Which is why the women supporting Clinton are same ones who are the least dependent on men and the traditional white American family structure—single women, women of color, women with college degrees. Meanwhile, Trump, a man who has bragged about being able to sexually assault women, has made feminist activism feel all the more urgent. Perhaps this will be the year many women realize collectively that there are limits to what they are willing to accept from the men they vote into office—and maybe even at home.
That Hillary Clinton has even made it to this point is evidence itself of just how far American women have come. If she wins, it won’t be just because women vote; it will be because feminists have finally convinced a critical mass of women that our interests and priorities are just as important as men’s. This is the first presidential election where a candidate’s casual sexism has become a central issue—a rejection of Trump will mean that women have rejected those values en mass.
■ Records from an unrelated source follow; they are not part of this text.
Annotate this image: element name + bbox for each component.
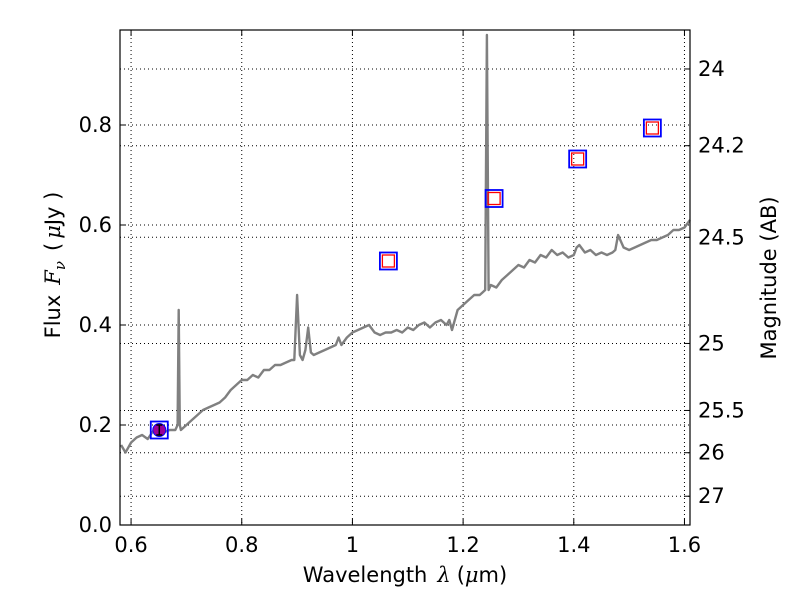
x-tick-label: 1.2 <box>446 533 479 557</box>
photometry-markers <box>149 118 662 440</box>
x-tick-label: 1.4 <box>557 533 590 557</box>
y-axis-label: FluxFν(μJy ) <box>41 192 69 339</box>
y2-tick-label: 24.5 <box>698 225 745 249</box>
photometry-inner-square <box>487 191 501 206</box>
y2-tick-label: 27 <box>698 484 725 508</box>
y-tick-label: 0.4 <box>79 313 112 337</box>
x-tick-label: 0.6 <box>114 533 147 557</box>
y-tick-label: 0.6 <box>79 213 112 237</box>
photometry-outer-square <box>642 118 662 138</box>
photometry-point <box>378 251 398 271</box>
photometry-point <box>149 420 169 440</box>
y2-tick-label: 25.5 <box>698 398 745 422</box>
x-tick-label: 1.6 <box>668 533 701 557</box>
spectrum-line <box>120 33 691 454</box>
axis-ticks: 0.6 0.8 1 1.2 1.4 1.6 0.0 0.2 0.4 0.6 0.8 24 24.2 24.… <box>79 30 745 557</box>
photometry-point <box>642 118 662 138</box>
y-tick-label: 0.2 <box>79 413 112 437</box>
y-tick-label: 0.8 <box>79 113 112 137</box>
y2-tick-label: 24.2 <box>698 134 745 158</box>
photometry-outer-square <box>568 149 588 169</box>
y-tick-label: 0.0 <box>79 513 112 537</box>
x-axis-label: Wavelength λ (μm) <box>303 563 507 587</box>
y2-tick-label: 25 <box>698 331 725 355</box>
photometry-outer-square <box>149 420 169 440</box>
y2-tick-label: 24 <box>698 57 725 81</box>
photometry-inner-square <box>381 254 396 268</box>
photometry-inner-square <box>645 121 660 135</box>
x-tick-label: 1 <box>346 533 359 557</box>
photometry-outer-square <box>484 189 504 208</box>
x-tick-label: 0.8 <box>225 533 258 557</box>
grid-lines <box>120 30 690 526</box>
photometry-point <box>484 189 504 208</box>
photometry-inner-square <box>571 152 585 166</box>
photometry-outer-square <box>378 251 398 271</box>
plot-frame <box>119 29 691 526</box>
photometry-point <box>568 149 588 169</box>
y2-tick-label: 26 <box>698 441 725 465</box>
y2-axis-label: Magnitude (AB) <box>757 196 781 359</box>
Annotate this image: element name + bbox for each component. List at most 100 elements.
Trump’s candidacy, of course, is itself a backlash to feminist gains, and a Clinton victory won’t snuff out the forces underpinning Trump’s rise—the men angry about not being wholly in charge anymore will remain. But they will have been outnumbered, and their ranks will grow ever smaller.
Hopefully, this incarnation of dying white male power will find himself soundly, conclusively defeated come Wednesday morning. For that, you can thank a feminist. Or at the very least, if Trump wins, you can’t blame us.
Jill Filipovic is a journalist and author of the forthcoming The H-Spot: The Feminist Pursuit of Happiness.